The link between design and volume is absolutely crucial, particularly with high-tech, complex boards. It is very important to make a specification of the features and quality you are seeking.

Besides expertise, there are tools needed to support a project. A DFM from your supplier on the artwork of a design will generate reports for design rules, same net spacing, measures of different features, etc. Using tools for adjusted stackups has also become more common. Controlled impedance demands even more.

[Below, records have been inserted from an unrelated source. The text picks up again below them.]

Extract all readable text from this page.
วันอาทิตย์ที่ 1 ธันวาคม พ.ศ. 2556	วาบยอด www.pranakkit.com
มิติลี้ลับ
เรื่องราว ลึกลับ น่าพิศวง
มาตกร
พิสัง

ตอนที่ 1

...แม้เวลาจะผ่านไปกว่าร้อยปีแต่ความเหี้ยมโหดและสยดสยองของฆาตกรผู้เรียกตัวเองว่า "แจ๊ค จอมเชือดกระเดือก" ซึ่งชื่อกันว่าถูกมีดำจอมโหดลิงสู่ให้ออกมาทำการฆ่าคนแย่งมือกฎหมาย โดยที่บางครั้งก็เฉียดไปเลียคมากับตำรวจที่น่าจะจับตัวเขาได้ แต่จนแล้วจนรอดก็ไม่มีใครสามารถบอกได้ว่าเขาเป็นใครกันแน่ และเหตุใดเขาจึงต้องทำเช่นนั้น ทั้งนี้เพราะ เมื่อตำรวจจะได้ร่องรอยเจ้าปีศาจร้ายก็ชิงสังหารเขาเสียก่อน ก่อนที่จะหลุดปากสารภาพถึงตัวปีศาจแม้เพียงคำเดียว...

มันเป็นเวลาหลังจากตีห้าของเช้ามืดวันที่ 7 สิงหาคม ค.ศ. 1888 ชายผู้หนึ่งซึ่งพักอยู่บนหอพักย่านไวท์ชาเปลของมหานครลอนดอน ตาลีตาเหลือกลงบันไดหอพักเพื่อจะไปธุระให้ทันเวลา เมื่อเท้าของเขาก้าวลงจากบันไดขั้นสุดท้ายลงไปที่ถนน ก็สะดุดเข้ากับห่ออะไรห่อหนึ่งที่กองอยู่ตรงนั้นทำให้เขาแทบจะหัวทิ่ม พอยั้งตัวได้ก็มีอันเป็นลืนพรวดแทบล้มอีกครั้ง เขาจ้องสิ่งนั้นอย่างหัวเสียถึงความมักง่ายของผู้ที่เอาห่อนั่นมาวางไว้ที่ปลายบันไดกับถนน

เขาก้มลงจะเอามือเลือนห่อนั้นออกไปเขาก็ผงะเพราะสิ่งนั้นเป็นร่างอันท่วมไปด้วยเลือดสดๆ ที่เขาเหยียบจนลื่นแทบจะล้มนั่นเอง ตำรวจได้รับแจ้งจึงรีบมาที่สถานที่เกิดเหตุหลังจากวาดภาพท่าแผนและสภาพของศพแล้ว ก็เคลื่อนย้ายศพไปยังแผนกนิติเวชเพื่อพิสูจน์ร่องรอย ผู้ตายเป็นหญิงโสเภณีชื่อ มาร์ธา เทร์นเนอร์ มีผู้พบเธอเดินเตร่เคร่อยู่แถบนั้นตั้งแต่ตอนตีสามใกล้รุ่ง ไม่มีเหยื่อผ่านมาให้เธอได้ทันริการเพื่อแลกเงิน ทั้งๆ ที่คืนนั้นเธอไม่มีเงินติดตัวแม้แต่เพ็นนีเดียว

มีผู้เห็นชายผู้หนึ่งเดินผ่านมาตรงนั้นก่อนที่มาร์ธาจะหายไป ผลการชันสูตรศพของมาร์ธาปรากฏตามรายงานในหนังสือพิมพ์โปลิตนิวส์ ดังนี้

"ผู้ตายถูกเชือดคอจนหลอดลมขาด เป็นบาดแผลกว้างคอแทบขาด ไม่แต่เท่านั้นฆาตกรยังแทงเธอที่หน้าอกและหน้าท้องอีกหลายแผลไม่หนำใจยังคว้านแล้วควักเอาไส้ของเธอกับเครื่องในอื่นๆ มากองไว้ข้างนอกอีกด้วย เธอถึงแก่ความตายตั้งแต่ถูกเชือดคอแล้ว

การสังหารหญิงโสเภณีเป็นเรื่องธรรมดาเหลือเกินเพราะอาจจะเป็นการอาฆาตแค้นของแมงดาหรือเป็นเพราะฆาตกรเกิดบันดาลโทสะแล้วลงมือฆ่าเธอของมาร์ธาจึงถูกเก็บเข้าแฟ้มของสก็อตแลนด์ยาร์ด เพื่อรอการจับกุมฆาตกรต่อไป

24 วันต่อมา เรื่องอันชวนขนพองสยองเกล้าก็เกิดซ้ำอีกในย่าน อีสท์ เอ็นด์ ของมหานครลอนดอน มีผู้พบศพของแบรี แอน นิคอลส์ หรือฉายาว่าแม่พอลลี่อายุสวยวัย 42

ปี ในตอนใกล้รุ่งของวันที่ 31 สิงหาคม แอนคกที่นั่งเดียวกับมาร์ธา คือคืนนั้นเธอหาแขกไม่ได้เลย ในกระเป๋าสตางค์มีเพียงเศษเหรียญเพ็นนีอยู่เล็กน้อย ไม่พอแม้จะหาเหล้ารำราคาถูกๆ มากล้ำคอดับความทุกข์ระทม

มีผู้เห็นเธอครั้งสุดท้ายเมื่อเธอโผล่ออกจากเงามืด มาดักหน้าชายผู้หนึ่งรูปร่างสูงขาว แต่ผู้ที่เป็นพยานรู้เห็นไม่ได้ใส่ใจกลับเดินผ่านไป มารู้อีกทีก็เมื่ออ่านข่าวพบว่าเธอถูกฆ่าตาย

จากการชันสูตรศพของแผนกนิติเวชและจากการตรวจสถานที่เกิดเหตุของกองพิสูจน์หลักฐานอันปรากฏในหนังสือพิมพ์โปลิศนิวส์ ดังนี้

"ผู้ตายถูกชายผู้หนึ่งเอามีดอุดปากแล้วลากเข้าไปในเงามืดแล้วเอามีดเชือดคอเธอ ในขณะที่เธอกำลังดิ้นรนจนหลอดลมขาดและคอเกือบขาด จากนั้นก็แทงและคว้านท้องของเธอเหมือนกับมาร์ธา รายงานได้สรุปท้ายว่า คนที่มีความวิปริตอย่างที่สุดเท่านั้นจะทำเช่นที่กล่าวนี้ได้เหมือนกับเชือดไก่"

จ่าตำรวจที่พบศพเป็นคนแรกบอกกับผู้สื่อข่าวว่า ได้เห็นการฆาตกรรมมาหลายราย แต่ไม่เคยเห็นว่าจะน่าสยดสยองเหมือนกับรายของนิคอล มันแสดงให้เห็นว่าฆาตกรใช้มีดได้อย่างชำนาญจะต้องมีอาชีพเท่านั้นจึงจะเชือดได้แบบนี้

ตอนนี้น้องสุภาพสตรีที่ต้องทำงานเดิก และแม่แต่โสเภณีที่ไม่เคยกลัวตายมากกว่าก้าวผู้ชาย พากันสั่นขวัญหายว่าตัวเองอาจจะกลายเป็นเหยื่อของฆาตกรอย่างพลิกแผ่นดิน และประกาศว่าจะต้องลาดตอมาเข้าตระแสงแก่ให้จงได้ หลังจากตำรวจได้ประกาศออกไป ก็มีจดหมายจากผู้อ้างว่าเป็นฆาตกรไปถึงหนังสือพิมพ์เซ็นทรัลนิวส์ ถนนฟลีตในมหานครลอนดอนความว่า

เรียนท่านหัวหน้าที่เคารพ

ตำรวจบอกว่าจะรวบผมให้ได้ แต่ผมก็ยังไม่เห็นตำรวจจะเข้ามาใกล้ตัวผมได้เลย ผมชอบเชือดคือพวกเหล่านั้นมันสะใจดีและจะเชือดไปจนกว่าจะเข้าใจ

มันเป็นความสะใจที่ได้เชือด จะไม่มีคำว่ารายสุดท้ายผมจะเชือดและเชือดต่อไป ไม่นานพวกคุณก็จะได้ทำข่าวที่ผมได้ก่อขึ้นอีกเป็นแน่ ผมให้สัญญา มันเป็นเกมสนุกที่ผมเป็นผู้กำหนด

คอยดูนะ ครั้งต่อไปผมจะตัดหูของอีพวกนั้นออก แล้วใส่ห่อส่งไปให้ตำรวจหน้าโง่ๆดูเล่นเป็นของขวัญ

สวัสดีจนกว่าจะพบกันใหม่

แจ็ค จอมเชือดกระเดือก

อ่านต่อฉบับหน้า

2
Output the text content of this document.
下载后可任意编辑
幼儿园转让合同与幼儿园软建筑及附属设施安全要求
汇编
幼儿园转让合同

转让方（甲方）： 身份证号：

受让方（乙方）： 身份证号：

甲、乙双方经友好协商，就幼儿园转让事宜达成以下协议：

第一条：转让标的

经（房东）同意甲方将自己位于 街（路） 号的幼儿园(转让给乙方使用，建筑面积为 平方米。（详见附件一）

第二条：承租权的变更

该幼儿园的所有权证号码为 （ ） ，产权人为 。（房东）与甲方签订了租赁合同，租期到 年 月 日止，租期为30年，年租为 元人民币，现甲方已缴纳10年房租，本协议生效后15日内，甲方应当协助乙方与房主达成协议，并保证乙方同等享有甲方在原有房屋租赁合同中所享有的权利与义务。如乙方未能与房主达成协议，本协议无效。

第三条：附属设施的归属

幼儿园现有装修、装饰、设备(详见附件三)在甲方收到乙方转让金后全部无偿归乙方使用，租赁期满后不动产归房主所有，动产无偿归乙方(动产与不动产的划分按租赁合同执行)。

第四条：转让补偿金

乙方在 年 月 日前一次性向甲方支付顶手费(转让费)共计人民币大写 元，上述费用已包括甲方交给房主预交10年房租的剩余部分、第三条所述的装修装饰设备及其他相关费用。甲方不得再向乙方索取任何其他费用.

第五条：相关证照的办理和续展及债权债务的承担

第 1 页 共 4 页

Every effort should also be made to ensure the boards are built to smoothly transfer into volume production at a later stage. This is especially true for more complex builds where stackups are vital and impedances need to be transferable to later full volume production. It is my experience that prototype factories typically solve what needs to be solved in order to deliver on time, and consequently the feedback of any possible problems or improvements are left out.

One should always consider seamless production when it comes to build-up and material features so that the prototypes delivered will function in coming volume production. In this stage all engineering questions (EQs) are addressed to assure the design and prototype are optimal for volume production.

Capabilities should also be tested at any factory used. The reason is simple: If you look at each factory´s website, they offer a broad capability. Each technology within a factory needs to be qualified within a capacity range.

Let’s use microvia as an example. Most factories have laser drills for drilling the holes, but this is not enough to produce high-quality microvia. Demands need to be put on the plating processes that will fill the holes with copper, which is the most crucial step. Furthermore, it is important with correctly operated cleaning rooms and layer stack processes.

PCBs are designed, manufactured and built into a PCBA according to IPC standards. There are however a variety of limitations in IPC. Underlying specifications should be put in place as well which will fill these limitations. One example is the surface treatment lead-free HAL. According to IPC, it shall be covering and solderable. This is not good enough as it can generate problems in the supply chain. By 60 µm, thickness problems might arise in the SMD process with paste print; on the other hand, “covering” is a rather weak statement. Our specification demands 1–40 µm because we know by experience that it will enable 12 months solderability and a good process window.

When designing and producing any PCB, a variety of factors need to be considered to get from the initial design to volume production. But with a high-tech PCB these factors are even more crucial. Complex designs will always increase both the cost and concerns for quality on a PCB and are not as easily able to be transitioned to volume production. This needs to be considered during the initial concept of an idea, and I always recommend involving your supplier as early as possible in the design phase.

Ruben Contreras is a program manager and field application engineer at NCAB Group.